Could you point me to the arguments about a high-entropy universe being expected to decrease in entropy?


comment by Daniel Kokotajlo (daniel-kokotajlo) · 2020-01-14T23:05:50.555Z · LW(p) · GW(p)

I don't think backwards causation is absurd, more or less for the reasons you sketch. Another minor reason: Some philosophers like "effective strategy" accounts of causation, according to which we define causation via its usefulness for agents trying to achieve goals. On these accounts, backwards causation is pretty trivial--just suppose you live in a deterministic universe and your goal is to "make the state of the universe at the Big Bang such that I eat breakfast tomorrow." The philosopher Gary Drescher argues something similar in Good and Real if I recall correctly.

That said, I don't think we are really explaining or de-confusing anything if we appeal to backwards causation to understand Newcomb's Problem or argue for a particular solution to it.

Replies from: Chris_Leong
comment by Chris_Leong · 2020-01-15T00:55:47.974Z · LW(p) · GW(p)

"That said, I don't think we are really explaining or de-confusing anything if we appeal to backwards causation to understand Newcomb's Problem or argue for a particular solution to it." - How come?

Replies from: daniel-kokotajlo
comment by Daniel Kokotajlo (daniel-kokotajlo) · 2020-01-16T01:47:06.603Z · LW(p) · GW(p)

Perhaps I was too hasty. What I had in mind was the effective strategy strategy--if you define causation by reference to what's an effective strategy for achieving what, then that means you are assuming a certain decision theory in order to define causation. And so e.g. one-boxing will cause you to get a million if EDT is true, but not if CDT is true.

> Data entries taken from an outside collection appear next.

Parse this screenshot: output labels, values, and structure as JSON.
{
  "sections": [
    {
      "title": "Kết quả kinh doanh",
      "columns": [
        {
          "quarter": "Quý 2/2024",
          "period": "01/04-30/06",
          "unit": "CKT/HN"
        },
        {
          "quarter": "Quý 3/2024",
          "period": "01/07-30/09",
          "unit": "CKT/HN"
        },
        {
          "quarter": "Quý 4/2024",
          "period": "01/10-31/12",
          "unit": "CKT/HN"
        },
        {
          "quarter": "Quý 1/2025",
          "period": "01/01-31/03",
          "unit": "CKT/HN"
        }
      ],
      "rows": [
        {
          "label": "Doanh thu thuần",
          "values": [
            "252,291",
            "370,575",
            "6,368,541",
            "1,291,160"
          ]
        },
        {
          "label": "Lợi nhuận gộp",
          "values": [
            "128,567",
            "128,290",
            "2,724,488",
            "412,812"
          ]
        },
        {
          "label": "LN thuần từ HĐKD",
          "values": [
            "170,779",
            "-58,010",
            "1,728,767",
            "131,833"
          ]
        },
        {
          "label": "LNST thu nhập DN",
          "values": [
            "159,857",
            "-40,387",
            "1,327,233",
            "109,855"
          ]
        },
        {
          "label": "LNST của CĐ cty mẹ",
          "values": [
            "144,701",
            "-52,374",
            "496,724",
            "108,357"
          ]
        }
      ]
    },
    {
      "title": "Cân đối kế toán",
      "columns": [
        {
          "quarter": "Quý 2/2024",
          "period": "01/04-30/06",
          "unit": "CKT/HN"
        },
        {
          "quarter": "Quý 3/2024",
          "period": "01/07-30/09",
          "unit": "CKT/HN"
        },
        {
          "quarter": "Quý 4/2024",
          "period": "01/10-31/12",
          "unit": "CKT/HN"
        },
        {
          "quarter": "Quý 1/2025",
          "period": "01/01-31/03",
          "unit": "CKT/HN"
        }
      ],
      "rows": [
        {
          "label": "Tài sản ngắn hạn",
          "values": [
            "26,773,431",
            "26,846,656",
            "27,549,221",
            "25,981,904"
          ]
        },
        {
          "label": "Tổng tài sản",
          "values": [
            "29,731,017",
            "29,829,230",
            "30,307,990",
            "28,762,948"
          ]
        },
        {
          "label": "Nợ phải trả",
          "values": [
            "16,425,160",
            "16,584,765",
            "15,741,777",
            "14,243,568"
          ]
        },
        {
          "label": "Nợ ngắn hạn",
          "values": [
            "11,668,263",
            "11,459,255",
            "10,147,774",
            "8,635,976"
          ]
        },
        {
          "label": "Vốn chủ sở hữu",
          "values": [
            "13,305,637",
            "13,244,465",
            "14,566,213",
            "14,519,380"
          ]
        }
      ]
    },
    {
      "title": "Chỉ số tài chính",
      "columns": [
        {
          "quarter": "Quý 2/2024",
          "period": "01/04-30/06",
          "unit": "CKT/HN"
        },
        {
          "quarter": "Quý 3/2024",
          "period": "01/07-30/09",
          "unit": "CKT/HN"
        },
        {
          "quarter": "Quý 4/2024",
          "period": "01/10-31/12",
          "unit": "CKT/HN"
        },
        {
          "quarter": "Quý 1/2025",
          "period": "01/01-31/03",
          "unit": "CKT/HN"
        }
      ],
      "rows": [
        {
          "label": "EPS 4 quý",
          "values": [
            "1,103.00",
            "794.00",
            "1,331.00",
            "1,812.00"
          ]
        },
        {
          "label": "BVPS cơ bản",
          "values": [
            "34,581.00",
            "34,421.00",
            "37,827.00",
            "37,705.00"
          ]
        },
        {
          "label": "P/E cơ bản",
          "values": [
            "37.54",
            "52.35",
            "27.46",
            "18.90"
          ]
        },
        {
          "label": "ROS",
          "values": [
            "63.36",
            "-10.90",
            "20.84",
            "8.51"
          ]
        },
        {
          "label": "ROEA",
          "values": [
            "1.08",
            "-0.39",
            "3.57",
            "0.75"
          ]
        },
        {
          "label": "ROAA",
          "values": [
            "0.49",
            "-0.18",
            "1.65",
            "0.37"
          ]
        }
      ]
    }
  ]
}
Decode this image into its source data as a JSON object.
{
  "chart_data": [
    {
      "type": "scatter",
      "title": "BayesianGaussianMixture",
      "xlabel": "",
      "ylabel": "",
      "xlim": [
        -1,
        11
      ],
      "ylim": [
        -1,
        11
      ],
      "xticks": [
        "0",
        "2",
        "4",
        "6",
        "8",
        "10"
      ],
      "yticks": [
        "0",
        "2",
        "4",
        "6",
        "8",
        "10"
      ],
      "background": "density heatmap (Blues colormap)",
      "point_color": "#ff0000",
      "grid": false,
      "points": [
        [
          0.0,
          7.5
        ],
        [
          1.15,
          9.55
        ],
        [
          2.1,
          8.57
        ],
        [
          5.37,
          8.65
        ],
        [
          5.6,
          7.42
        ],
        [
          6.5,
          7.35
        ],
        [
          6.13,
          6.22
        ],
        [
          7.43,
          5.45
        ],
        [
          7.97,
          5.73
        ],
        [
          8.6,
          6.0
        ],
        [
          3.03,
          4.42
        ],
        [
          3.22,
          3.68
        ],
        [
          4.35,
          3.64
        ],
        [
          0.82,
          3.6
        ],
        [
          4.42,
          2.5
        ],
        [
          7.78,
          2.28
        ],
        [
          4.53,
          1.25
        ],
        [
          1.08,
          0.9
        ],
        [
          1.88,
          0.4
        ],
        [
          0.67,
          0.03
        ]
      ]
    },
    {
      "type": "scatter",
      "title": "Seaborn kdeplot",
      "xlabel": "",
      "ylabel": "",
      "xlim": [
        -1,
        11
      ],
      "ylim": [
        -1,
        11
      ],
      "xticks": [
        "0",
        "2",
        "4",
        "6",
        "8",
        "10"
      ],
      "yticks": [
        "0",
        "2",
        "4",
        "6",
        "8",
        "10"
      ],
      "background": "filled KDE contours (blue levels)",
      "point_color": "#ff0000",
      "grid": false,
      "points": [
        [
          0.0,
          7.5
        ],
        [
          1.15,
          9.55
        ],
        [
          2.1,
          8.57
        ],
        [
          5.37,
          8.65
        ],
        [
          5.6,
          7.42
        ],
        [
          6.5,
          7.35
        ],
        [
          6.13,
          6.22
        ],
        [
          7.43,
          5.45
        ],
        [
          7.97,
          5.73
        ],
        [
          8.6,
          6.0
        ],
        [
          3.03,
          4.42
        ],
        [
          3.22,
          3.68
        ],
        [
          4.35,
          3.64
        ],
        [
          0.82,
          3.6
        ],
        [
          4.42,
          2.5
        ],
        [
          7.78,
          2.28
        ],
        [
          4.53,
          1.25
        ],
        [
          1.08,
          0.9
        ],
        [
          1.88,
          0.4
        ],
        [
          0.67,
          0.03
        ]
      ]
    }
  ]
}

If instead you have another way to define causation, then I don't know. But for some ways, you are just fighting the hypothetical--OK, so maybe in the original Newcomb's Problem as stated, backwards causation saves the day and makes CDT and EDT agree on what to do. But then what about a modified version where the backwards causation is not present?

comment by Viliam · 2020-01-14T23:33:23.979Z · LW(p) · GW(p)
Another relativistic argument against time flowing is that simultaneity is only defined relative to a reference frame. Therefore, there is no unified present which is supposed to be what is flowing.

Relativity does not make the arrow of time relative to observer. Events in one's future light cone remain in their future light cone also from a perspective of someone else.

Replies from: Chris_Leong
comment by Chris_Leong · 2020-01-15T00:53:34.950Z · LW(p) · GW(p)

"Relativity does not make the arrow of time relative to observer" - I didn't say that. I said there was no unified notion of the present

Replies from: None
comment by [deleted] · 2020-01-15T18:37:25.962Z · LW(p) · GW(p)

Yes, but the direction of causality is very much preserved. The notion of present is not necessary in a directed acyclic graph.